With no options from more immediate neighbors, Franklin said he’ll be buying in apples from Massachusetts and southern New Hampshire to sell at Riverview’s farmstand.
Crop insurance for his own withered apples hasn’t come in yet.
At around 10 cents on the dollar compared to what Riverview’s normal income would be from apples, the insurance rate is “lower than I expected,” Franklin said. “But it’s going to be enough to get us through.”
In the meantime, Riverview will try to maximize profits from the other crops on the farm and cut costs where it can. There won’t be any new farm equipment this year, Franklin said, and non-essential maintenance will be kicked down the road.
At Poverty Lane, the apples used to make hard cider, the orchard’s primary wholesale crop, started blossoming after the freeze. Ultimately, they did OK, owner Steve Wood said.
But the apple trees that were fruiting by the time of the cold shock were quickly crushed.
“It was below freezing at 11 p.m., and it was 25 degrees at 1:30, 23 at 4:30, 21 at 6:30,” Wood said, recalling temperature progressions from months ago.
“You don’t get to do to that to a 4-millimeter piece of growing flesh that’s suffused with water,” he said. “We lost every single eating apple we grow.”
There were a few exceptions to May’s cultivar carnage. Higher elevation saved large portions of the apple crop at Patch Orchards, Barbara Patch said. Cold air sinks, and at 1,400 feet above sea level, Patch Orchard’s topography offered a measure of protection.

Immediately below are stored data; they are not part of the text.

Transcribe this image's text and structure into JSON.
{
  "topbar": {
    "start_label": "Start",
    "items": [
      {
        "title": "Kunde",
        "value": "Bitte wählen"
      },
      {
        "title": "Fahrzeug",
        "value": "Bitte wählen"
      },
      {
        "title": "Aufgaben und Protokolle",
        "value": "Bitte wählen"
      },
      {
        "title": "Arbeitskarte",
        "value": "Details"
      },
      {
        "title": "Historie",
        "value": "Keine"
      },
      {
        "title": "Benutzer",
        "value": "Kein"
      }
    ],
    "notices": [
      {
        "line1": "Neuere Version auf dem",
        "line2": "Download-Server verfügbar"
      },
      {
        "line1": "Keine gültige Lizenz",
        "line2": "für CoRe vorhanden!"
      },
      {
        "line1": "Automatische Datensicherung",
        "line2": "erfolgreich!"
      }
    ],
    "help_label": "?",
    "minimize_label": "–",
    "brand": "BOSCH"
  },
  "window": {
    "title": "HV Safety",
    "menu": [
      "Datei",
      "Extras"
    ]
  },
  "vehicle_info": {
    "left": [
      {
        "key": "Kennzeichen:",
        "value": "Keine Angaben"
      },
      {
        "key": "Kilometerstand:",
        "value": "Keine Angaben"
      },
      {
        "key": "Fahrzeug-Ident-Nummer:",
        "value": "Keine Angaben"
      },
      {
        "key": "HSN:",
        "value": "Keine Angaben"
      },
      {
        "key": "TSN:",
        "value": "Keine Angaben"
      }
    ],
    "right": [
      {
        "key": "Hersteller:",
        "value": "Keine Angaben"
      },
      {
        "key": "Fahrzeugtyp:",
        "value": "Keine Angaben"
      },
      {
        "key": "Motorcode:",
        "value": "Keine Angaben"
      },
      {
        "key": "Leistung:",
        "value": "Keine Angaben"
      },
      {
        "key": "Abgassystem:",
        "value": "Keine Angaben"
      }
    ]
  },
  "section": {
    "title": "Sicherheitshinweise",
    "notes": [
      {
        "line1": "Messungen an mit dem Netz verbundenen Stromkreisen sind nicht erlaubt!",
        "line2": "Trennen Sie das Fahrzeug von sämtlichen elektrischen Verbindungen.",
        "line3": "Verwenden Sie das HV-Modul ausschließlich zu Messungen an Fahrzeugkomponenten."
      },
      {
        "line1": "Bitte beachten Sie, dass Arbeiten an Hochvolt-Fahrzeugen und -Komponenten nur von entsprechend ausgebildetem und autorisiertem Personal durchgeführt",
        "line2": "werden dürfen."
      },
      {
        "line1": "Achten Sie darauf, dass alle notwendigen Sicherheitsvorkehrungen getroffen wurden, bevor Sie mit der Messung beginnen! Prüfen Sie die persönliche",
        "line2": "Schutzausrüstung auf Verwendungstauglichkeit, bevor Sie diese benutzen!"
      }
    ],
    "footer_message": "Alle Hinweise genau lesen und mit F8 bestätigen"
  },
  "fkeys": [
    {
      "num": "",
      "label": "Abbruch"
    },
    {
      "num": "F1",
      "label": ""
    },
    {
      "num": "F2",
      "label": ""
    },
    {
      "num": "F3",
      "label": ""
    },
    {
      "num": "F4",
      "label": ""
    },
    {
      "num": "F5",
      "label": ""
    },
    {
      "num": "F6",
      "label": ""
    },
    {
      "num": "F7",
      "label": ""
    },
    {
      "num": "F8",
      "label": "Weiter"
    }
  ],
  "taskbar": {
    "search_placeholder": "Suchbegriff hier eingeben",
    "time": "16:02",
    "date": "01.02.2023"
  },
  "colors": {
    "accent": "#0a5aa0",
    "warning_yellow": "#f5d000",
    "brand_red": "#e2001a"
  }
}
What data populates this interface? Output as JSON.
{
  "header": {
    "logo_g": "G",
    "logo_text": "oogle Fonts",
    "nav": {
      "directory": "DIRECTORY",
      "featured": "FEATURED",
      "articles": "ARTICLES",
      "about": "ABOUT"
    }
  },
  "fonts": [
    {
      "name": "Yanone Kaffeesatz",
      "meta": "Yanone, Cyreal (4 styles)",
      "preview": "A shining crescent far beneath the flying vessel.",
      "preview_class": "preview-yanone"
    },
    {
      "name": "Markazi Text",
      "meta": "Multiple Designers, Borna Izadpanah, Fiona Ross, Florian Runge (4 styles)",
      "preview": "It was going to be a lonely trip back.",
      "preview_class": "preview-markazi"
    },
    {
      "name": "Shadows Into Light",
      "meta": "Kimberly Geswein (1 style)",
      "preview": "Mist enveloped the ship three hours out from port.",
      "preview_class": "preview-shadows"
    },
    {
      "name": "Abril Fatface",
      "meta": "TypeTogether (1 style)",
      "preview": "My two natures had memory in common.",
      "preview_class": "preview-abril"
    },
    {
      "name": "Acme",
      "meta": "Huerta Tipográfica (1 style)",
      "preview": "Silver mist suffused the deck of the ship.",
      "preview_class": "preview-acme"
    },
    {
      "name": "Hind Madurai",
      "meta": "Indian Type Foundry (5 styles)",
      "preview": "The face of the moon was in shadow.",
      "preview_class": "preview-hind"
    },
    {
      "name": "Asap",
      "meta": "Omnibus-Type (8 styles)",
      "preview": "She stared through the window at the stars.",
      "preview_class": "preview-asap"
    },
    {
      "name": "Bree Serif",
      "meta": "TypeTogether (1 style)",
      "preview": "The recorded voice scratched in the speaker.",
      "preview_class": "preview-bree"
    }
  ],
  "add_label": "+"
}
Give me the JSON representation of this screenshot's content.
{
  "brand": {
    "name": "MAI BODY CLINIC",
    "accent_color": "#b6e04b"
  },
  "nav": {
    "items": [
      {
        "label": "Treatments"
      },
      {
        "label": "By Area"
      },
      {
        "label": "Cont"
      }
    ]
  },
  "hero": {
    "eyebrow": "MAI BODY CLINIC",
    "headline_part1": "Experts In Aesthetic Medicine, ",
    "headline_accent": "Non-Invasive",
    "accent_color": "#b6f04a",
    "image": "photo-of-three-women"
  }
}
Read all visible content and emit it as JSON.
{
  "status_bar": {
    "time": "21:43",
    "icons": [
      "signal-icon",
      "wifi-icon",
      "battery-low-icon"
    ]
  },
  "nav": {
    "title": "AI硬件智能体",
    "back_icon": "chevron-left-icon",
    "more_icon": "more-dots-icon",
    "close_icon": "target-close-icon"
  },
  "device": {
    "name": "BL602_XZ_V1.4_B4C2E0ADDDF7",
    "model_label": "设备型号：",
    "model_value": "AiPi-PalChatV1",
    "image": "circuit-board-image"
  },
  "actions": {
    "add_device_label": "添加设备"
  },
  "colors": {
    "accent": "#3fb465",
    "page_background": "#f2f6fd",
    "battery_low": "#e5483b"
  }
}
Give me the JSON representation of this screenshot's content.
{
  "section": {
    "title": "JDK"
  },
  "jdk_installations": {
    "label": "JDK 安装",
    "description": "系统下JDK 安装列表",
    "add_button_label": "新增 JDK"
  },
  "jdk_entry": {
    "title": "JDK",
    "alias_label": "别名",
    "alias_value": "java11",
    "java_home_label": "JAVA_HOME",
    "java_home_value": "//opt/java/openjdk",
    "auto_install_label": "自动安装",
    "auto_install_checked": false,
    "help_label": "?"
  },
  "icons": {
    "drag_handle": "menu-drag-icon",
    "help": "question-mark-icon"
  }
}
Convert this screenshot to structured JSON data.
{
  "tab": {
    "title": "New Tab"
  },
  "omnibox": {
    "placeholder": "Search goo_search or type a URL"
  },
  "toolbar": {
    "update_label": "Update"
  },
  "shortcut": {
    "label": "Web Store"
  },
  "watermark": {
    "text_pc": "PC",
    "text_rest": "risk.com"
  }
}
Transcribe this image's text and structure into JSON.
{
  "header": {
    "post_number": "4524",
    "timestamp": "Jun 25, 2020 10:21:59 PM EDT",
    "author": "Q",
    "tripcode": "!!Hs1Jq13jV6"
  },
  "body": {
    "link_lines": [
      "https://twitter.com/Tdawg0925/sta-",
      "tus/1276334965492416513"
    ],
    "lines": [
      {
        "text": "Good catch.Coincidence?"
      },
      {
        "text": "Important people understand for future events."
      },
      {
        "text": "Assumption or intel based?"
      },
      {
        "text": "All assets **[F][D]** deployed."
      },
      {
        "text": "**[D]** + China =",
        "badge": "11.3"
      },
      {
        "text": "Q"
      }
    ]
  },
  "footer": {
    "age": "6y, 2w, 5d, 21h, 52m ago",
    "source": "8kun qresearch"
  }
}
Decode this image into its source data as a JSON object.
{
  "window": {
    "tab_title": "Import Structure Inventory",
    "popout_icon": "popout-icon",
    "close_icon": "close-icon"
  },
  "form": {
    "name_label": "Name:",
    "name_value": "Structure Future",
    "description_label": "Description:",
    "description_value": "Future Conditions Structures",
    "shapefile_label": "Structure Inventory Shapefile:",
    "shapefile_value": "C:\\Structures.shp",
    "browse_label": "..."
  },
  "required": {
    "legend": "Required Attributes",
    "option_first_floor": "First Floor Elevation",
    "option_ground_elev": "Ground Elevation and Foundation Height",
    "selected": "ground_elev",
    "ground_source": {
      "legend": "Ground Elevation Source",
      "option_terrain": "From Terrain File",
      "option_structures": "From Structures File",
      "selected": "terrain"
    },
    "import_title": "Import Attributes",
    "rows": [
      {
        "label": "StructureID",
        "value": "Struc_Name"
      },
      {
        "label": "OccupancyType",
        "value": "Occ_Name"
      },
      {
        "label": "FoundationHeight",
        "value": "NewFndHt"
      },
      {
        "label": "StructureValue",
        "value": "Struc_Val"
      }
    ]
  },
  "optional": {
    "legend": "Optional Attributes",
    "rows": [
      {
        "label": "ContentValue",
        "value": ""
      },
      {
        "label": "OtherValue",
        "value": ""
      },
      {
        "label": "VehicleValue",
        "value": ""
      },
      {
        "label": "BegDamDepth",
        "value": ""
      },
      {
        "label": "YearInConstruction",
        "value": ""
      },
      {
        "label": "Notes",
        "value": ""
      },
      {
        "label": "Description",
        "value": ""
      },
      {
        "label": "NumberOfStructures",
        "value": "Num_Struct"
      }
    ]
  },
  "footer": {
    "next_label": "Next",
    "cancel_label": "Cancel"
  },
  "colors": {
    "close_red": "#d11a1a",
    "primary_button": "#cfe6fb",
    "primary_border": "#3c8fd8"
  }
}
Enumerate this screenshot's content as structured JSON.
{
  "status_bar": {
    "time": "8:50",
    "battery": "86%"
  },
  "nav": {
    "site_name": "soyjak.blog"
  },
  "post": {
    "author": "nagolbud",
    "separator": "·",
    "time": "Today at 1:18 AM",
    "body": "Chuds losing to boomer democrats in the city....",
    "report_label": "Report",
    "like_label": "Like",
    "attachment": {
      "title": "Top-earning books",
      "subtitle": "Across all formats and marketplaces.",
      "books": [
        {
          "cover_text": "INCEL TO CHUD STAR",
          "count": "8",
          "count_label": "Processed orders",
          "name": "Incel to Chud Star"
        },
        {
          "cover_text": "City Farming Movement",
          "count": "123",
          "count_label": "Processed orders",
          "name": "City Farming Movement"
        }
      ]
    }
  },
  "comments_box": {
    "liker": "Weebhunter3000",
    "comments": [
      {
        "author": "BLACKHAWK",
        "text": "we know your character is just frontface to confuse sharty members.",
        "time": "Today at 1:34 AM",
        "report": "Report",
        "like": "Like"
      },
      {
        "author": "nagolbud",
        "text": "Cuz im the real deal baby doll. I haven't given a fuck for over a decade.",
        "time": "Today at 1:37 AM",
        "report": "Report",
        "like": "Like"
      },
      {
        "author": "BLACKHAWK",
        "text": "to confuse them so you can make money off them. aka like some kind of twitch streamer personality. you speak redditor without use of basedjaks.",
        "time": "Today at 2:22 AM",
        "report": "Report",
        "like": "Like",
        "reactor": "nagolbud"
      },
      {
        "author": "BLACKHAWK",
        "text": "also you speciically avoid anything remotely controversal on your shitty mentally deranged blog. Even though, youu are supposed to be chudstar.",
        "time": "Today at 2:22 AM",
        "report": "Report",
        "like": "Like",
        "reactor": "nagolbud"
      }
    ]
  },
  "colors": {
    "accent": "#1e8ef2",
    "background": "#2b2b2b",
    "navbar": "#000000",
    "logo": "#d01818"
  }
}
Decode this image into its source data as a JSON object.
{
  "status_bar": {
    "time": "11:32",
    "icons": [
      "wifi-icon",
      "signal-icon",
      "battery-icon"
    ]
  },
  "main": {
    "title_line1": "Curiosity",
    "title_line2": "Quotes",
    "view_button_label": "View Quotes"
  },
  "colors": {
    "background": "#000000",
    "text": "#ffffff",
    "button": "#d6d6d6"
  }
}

“There are spots in our orchard that don’t have apples, but they’re lower,” Patch said. Her farm will be among the few across the state open for pick-your-own this fall.
At Sweetland Farm, in Norwich, owner Norah Lake was able to pad her fruit CSA with summer varieties of apples, saved by the timing of the bloom like Wood’s cider crop. But the Lido, Yellow Transparent and Summer Rambo varieties were only enough to get Sweetland to 15% of its typical orchard production.
“I would say that prior to this freeze, we were thinking pretty seriously about replacing the summer varieties with more traditional fall varieties, but this might tip us away from that,” Lake said. “As with the whole farm, where diversity is our saving grace, we’re seeing that in the orchard as well.”
The unfolding revelations of the late May frost come on top of broad crop losses after flooding in Vermont in July and subsequent heavy rainfall through the summer across both states.
Spared significant damage from the deluge, Lake said she’s been careful about complaining. But in her communications with her CSA customers, she doesn’t shy away from the realities of farming today.
“Climate change is hitting us from all angles,” Lake said.